Holiday travel proves deadly, 10 die in crashes in GA

Joe Watkins died in a 2011 crash (Source: WTOC)
Joe Watkins died in a 2011 crash (Source: WTOC)
(Source: WTOC)
(Source: WTOC)
(Source: WTOC)
(Source: WTOC)

SAVANNAH, GA (WTOC) - This Christmas holiday proving to be one of the deadliest on Georgia roads in recent years.

Ten people have died in wrecks across the state since Friday.

Ten may be just a number, but each one of these tragedies has a very real and lasting impact on dozens of people.

I spoke to the mother of a young man killed in a holiday crash several years ago.
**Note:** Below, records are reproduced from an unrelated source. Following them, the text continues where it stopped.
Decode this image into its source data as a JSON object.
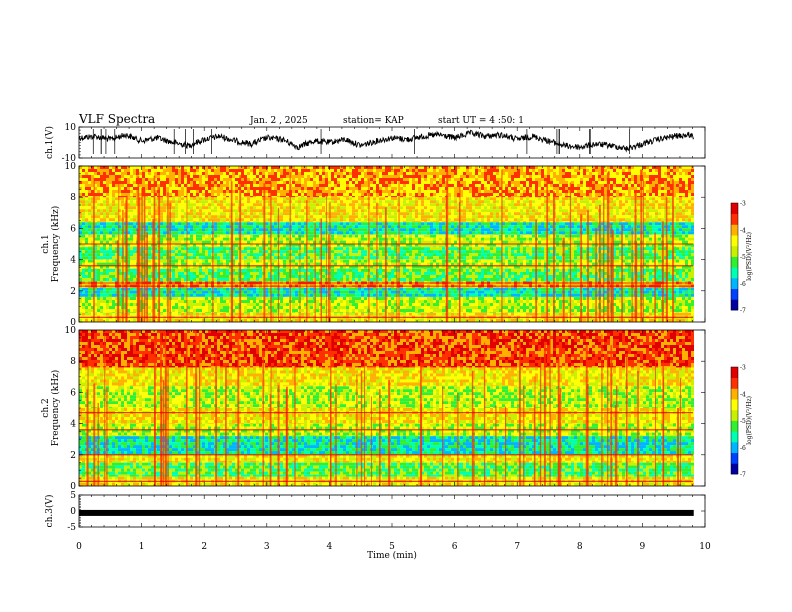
{
  "header": {
    "title": "VLF Spectra",
    "date": "Jan. 2 , 2025",
    "station": "station= KAP",
    "start": "start UT =  4 :50: 1"
  },
  "colors": {
    "palette": [
      "#0000a0",
      "#0040ff",
      "#00b4ff",
      "#00ffb0",
      "#30f030",
      "#c8f000",
      "#ffff00",
      "#ffb000",
      "#ff3000",
      "#e00000",
      "#ffd0d0"
    ],
    "axis": "#000000",
    "trace": "#000000"
  },
  "chart_data": [
    {
      "name": "ch1-waveform",
      "type": "line",
      "ylabel": "ch.1(V)",
      "xlim": [
        0,
        10
      ],
      "ylim": [
        -10,
        10
      ],
      "yticks": [
        "10",
        "-10"
      ],
      "x": [
        0,
        0.25,
        0.5,
        0.75,
        1.0,
        1.25,
        1.5,
        1.75,
        2.0,
        2.25,
        2.5,
        2.75,
        3.0,
        3.25,
        3.5,
        3.75,
        4.0,
        4.25,
        4.5,
        4.75,
        5.0,
        5.25,
        5.5,
        5.75,
        6.0,
        6.25,
        6.5,
        6.75,
        7.0,
        7.25,
        7.5,
        7.75,
        8.0,
        8.25,
        8.5,
        8.75,
        9.0,
        9.25,
        9.5,
        9.75,
        9.82
      ],
      "values": [
        3,
        4,
        2,
        5,
        1,
        3,
        0,
        -2,
        2,
        4,
        1,
        -1,
        3,
        2,
        -3,
        1,
        0,
        2,
        -2,
        1,
        3,
        2,
        4,
        5,
        3,
        6,
        4,
        5,
        2,
        4,
        1,
        -2,
        -3,
        -1,
        -2,
        -4,
        -1,
        2,
        4,
        5,
        4
      ]
    },
    {
      "name": "ch1-spectrogram",
      "type": "heatmap",
      "ylabel": "ch.1\nFrequency (kHz)",
      "xlim": [
        0,
        10
      ],
      "ylim": [
        0,
        10
      ],
      "yticks": [
        "0",
        "2",
        "4",
        "6",
        "8",
        "10"
      ],
      "colorbar": {
        "label": "log(PSD)(V²/Hz)",
        "range": [
          -7,
          -3
        ],
        "ticks": [
          "-3",
          "-4",
          "-5",
          "-6",
          "-7"
        ]
      },
      "bands_khz": [
        {
          "from": 0.0,
          "to": 0.6,
          "level": 6
        },
        {
          "from": 0.6,
          "to": 1.6,
          "level": 5
        },
        {
          "from": 1.6,
          "to": 2.2,
          "level": 3
        },
        {
          "from": 2.2,
          "to": 2.6,
          "level": 7
        },
        {
          "from": 2.6,
          "to": 3.4,
          "level": 4
        },
        {
          "from": 3.4,
          "to": 4.0,
          "level": 5
        },
        {
          "from": 4.0,
          "to": 4.8,
          "level": 4
        },
        {
          "from": 4.8,
          "to": 5.6,
          "level": 5
        },
        {
          "from": 5.6,
          "to": 6.4,
          "level": 3
        },
        {
          "from": 6.4,
          "to": 8.0,
          "level": 6
        },
        {
          "from": 8.0,
          "to": 10.0,
          "level": 7
        }
      ],
      "lines_khz": [
        0.3,
        2.3,
        2.5,
        3.6,
        5.0
      ]
    },
    {
      "name": "ch2-spectrogram",
      "type": "heatmap",
      "ylabel": "ch.2\nFrequency (kHz)",
      "xlim": [
        0,
        10
      ],
      "ylim": [
        0,
        10
      ],
      "yticks": [
        "0",
        "2",
        "4",
        "6",
        "8",
        "10"
      ],
      "colorbar": {
        "label": "log(PSD)(V²/Hz)",
        "range": [
          -7,
          -3
        ],
        "ticks": [
          "-3",
          "-4",
          "-5",
          "-6",
          "-7"
        ]
      },
      "bands_khz": [
        {
          "from": 0.0,
          "to": 0.6,
          "level": 6
        },
        {
          "from": 0.6,
          "to": 1.5,
          "level": 4
        },
        {
          "from": 1.5,
          "to": 2.0,
          "level": 6
        },
        {
          "from": 2.0,
          "to": 3.2,
          "level": 3
        },
        {
          "from": 3.2,
          "to": 4.0,
          "level": 5
        },
        {
          "from": 4.0,
          "to": 5.0,
          "level": 6
        },
        {
          "from": 5.0,
          "to": 6.4,
          "level": 5
        },
        {
          "from": 6.4,
          "to": 7.6,
          "level": 6
        },
        {
          "from": 7.6,
          "to": 10.0,
          "level": 8
        }
      ],
      "lines_khz": [
        0.3,
        2.0,
        3.6,
        4.7
      ]
    },
    {
      "name": "ch3-waveform",
      "type": "line",
      "ylabel": "ch.3(V)",
      "xlim": [
        0,
        10
      ],
      "ylim": [
        -5,
        5
      ],
      "yticks": [
        "5",
        "0",
        "-5"
      ],
      "x": [
        0,
        9.82
      ],
      "values": [
        -0.6,
        -0.6
      ]
    }
  ],
  "xaxis": {
    "label": "Time (min)",
    "ticks": [
      "0",
      "1",
      "2",
      "3",
      "4",
      "5",
      "6",
      "7",
      "8",
      "9",
      "10"
    ]
  }
}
With each passing year and holiday, the pain does not get any easier. Seeing deadly weekends like this makes it worse.

Jan Williams still remembers the day she lost her son in 2011 like it was yesterday.
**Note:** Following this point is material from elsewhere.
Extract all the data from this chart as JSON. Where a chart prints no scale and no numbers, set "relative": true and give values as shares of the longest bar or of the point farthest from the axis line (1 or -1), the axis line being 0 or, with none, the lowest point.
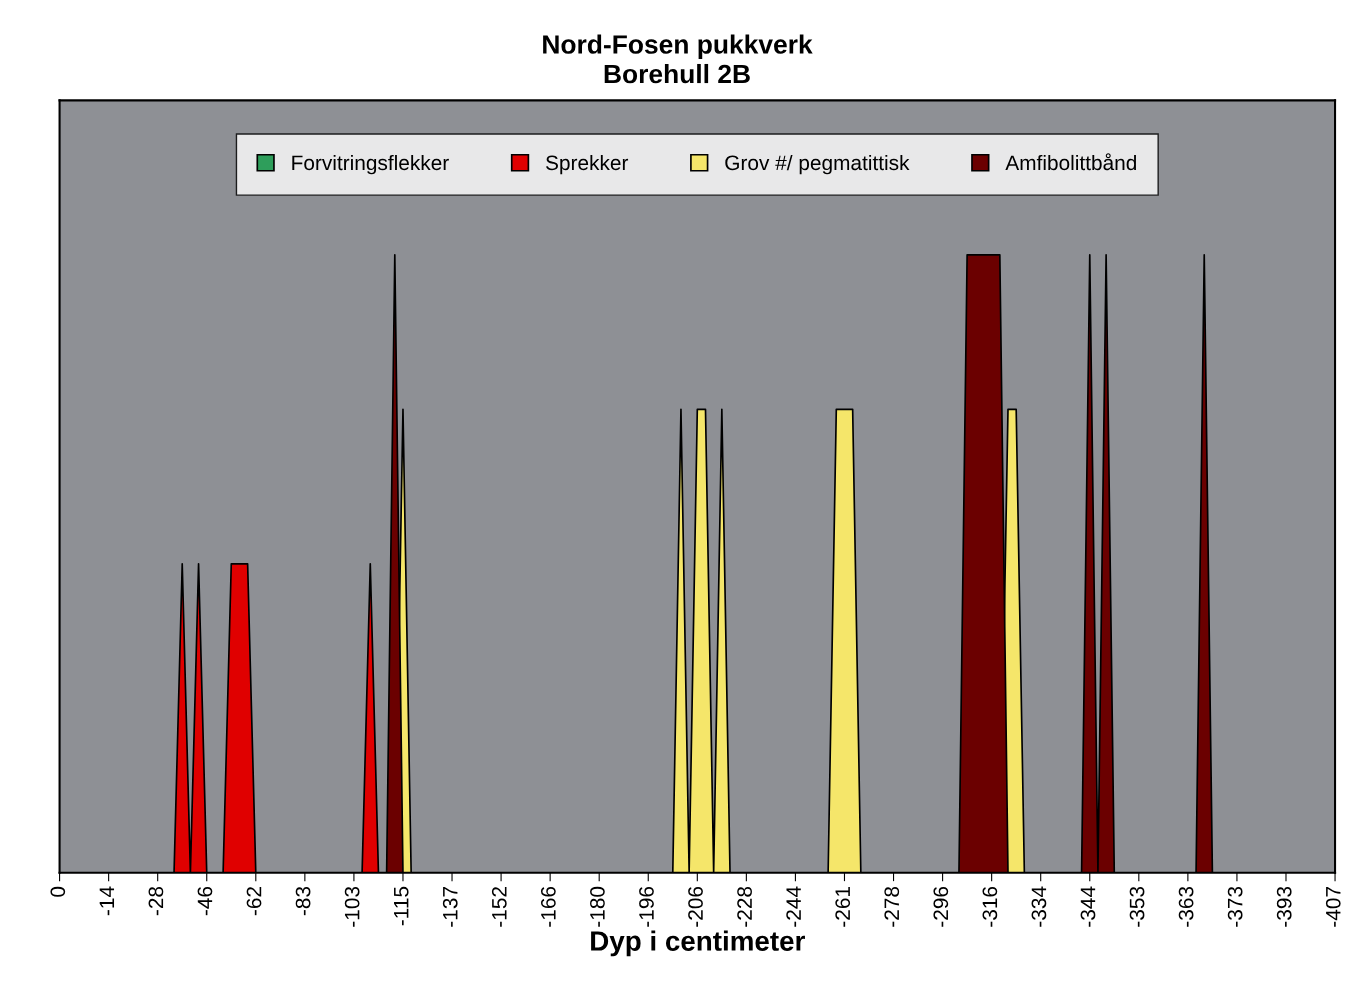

"It is the worst thing. You always say that's the worst thing they ever want to happen. It definitely is," Williams said.

Her son, Joe Watkins, just 18 at the time, was home for Thanksgiving break. He lost control of his truck close to home. Watkins -  not wearing his seatbelt - died a week later in the hospital.

His death shook an entire community in Liberty County.

"When somebody is going through this, you come around and you make sure they're OK, and you find things for them to do, and you love them, and you sit with them, and you check on them," said family friend, Lynn Whitmore.

Williams focuses more on helping others than her son's death. Through a group called Compassionate Friends, she gets through holidays and life without her son.

"There are so many other people who have lost children and it's been tragic. It's been horrible. I also think of them. If they can do it, then we can do it too," said Williams.

Ten more families are now experiencing the same loss. All 10 of the deaths happened outside of the Coastal Empire.

One thing that is still a major problem, though, especially around Savannah: drunk driving.

"We made 18 DUI arrests this weekend," said Georgia State Patrol Trooper Dustin Stone.

Troopers spent their time on the road looking for those drunk, distracted and speeding drivers. Perhaps most importantly, ones without seatbelts.

"We're just hoping that we get out there and try to stop these drivers that are impaired and distracted that we can hopefully stop some of that from happening," said Trooper Stone.

For Joe's family and friends, they hope his death shows the dangers of not wearing a seatbelt.

"There are many families who say they want something good to happen from something bad. Of course, wear your seat belts. Be cautious when you're driving," Williams said.

And hopefully, prevent another tragedy like this from happening.

Unfortunately, 2016 as a whole has proven to be a tragic year. 1,479 people have died in wrecks. Up more than 40 from last year and 300 more than 2014.